We can see that the metrics for the training and test set are fairly similar, which indicates that there is no problem with overfitting or underfitting. Moreover, the ROC curve indicates that the classifier outperforms a random classifier (the baseline).

6) Final considerations

6.1) Is the classifier is well-suited for the data set?

  1. The multinomial Naïve Bayes classifier is suitable for classification with discrete features. It represents the probability of counts among different categories, and thus multinomial naive Bayes is appropriate for features that represent counts or count rates. Notice that the features in our dataset are all categorial values as they are all the words. In addition, the features in our dataset are the counts of the words. As such, the Naïve Bayes classifier would be a good option for training the dataset on top of all;

  2. Since each of the single word from the dataset is treated as a feature, we have thousands of words and thus thousands of features in total. Our Naïve Bayes classifier works well on handling this huge amount of features, and even works well when there is a huge amount of irrelavant features (for example, some words are existed in both ham and spam messages) from the dataset.

  3. The “naive” in naive bayes classifier is due to the class conditional independence of features. In the case of SMS messages, naive bayes classifier assumes that the words in the SMS messages (features) are class conditionally independent of each other. i.e. the assumption is that there is less dependence between words used in any given SMS message. This, is not true in general (We don’t form a sentence using a set of randomly picked words).
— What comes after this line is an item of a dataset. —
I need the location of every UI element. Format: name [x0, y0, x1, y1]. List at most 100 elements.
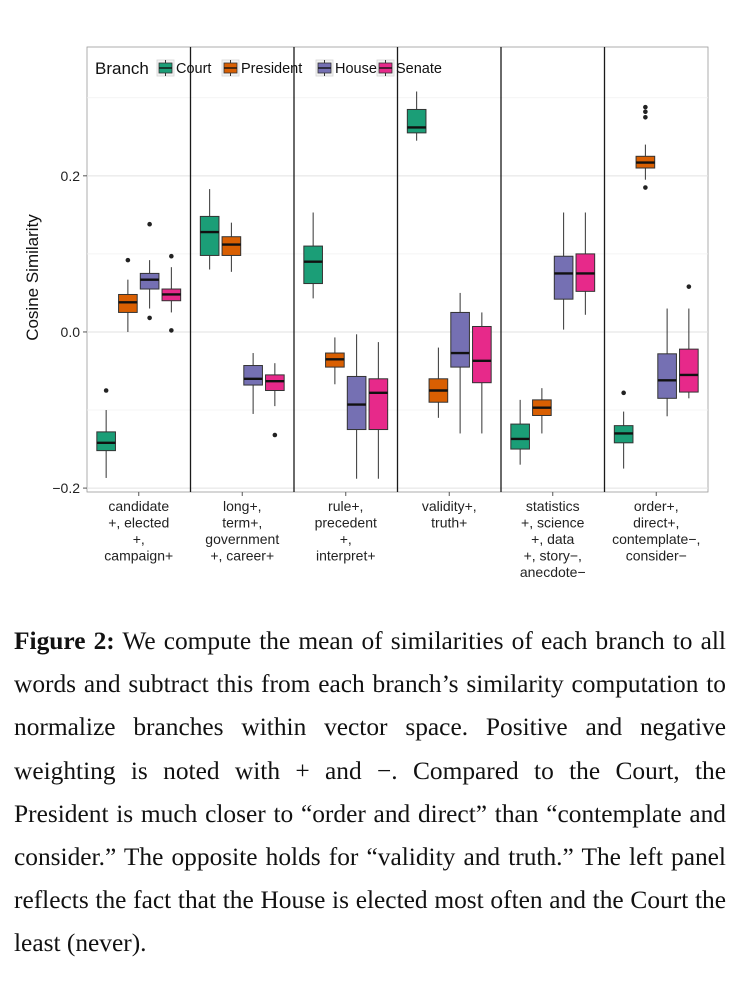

Even so, this method works well because of 2 reasons:

    • The number of features are typically large and given that naive bayes treats all features equally, the more the features (words in our SMS data), the better the estimates.
    • We are not seeking to find the “real” probability of a message being “spam” or not, but simply assigning probability values to “categorize” the messages. In this case, we are only concerned with “relative” probabilistic measures. Therefore naive bayes classifier will work very well for this data.
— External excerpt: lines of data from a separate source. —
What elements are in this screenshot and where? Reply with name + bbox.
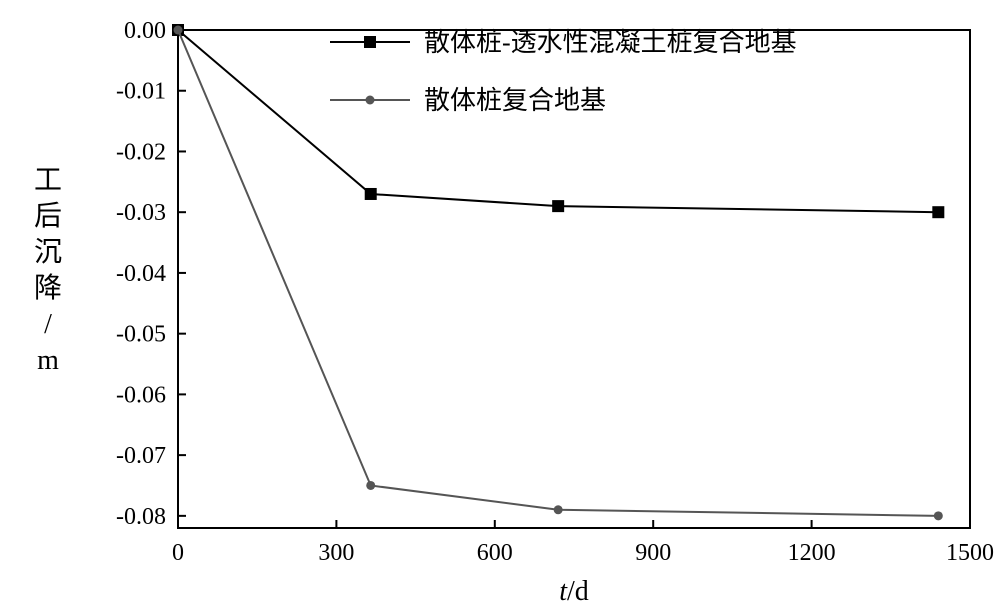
x-tick-label: 1500 [946, 540, 994, 566]
legend-sample-marker-0 [364, 36, 376, 48]
x-tick-label: 600 [477, 540, 513, 566]
y-tick-label: -0.02 [116, 139, 166, 165]
series-line-0 [178, 30, 938, 212]
x-axis-title: t/d [559, 576, 589, 607]
x-tick-label: 1200 [788, 540, 836, 566]
series-marker-1 [934, 511, 943, 520]
y-tick-label: -0.04 [116, 261, 166, 287]
x-tick-label: 0 [172, 540, 184, 566]
y-axis-title-char: 后 [34, 200, 62, 232]
series-marker-1 [366, 481, 375, 490]
series-marker-0 [552, 200, 564, 212]
y-tick-label: -0.06 [116, 382, 166, 408]
series-marker-1 [554, 505, 563, 514]
y-axis-title-char: / [44, 309, 52, 340]
y-axis-title-char: 工 [34, 165, 62, 196]
legend-sample-marker-1 [366, 96, 375, 105]
y-axis-title-char: 降 [34, 272, 62, 304]
series-marker-0 [365, 188, 377, 200]
series-marker-1 [174, 26, 183, 35]
y-axis-title-char: m [37, 345, 59, 376]
y-tick-label: -0.03 [116, 200, 166, 226]
settlement-chart: 0 300 600 900 1200 1500 0.00 -0.01 -0.02 -0.03 -0.… [0, 0, 1000, 612]
series-marker-0 [932, 206, 944, 218]
x-tick-label: 900 [635, 540, 671, 566]
y-tick-label: -0.08 [116, 504, 166, 530]
legend-label-0: 散体桩-透水性混凝土桩复合地基 [424, 28, 797, 57]
y-tick-label: -0.01 [116, 79, 166, 105]
y-tick-label: -0.05 [116, 322, 166, 348]
y-axis-title-char: 沉 [34, 236, 62, 268]
y-tick-label: -0.07 [116, 443, 166, 469]
y-tick-label: 0.00 [124, 18, 166, 44]
x-tick-label: 300 [318, 540, 354, 566]
chart-container: 0 300 600 900 1200 1500 0.00 -0.01 -0.02 -0.03 -0.… [0, 0, 1000, 612]
legend-label-1: 散体桩复合地基 [424, 86, 606, 115]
6.2) Why we did not oversample in face of the imbalanced dataset

The input sample, is typically considered to be an unbiased, random sample of population as a whole. This assumption is critical for all learning algorithms. This will break down if:

  • The sample is known to be biased.
  • The sample size is too small and the population data itself is biased towards one class. For example, in this sample, the number of “ham” messages far outweigh the number of “spam” messages, which is typically the case in population as a whole.

Thus, one could potentially oversample the input training data to make the learning algorithm more discriminative on test data, so that the generalization error is reduced. This oversampling technique may work for some algorithms (e.g. knn classifier)

When using the Naive Bayes classifier algorithm, this may not be needed because of 2 reasons:

  • We calculate posterior probabilities for different classes and use the probability values to “rank” the output and don’t use the probability value by themselves
  • Further, we derive the likelihood estimates and the prior probabilty from the input data and changing the input will change these quantities which may result in skewed classification.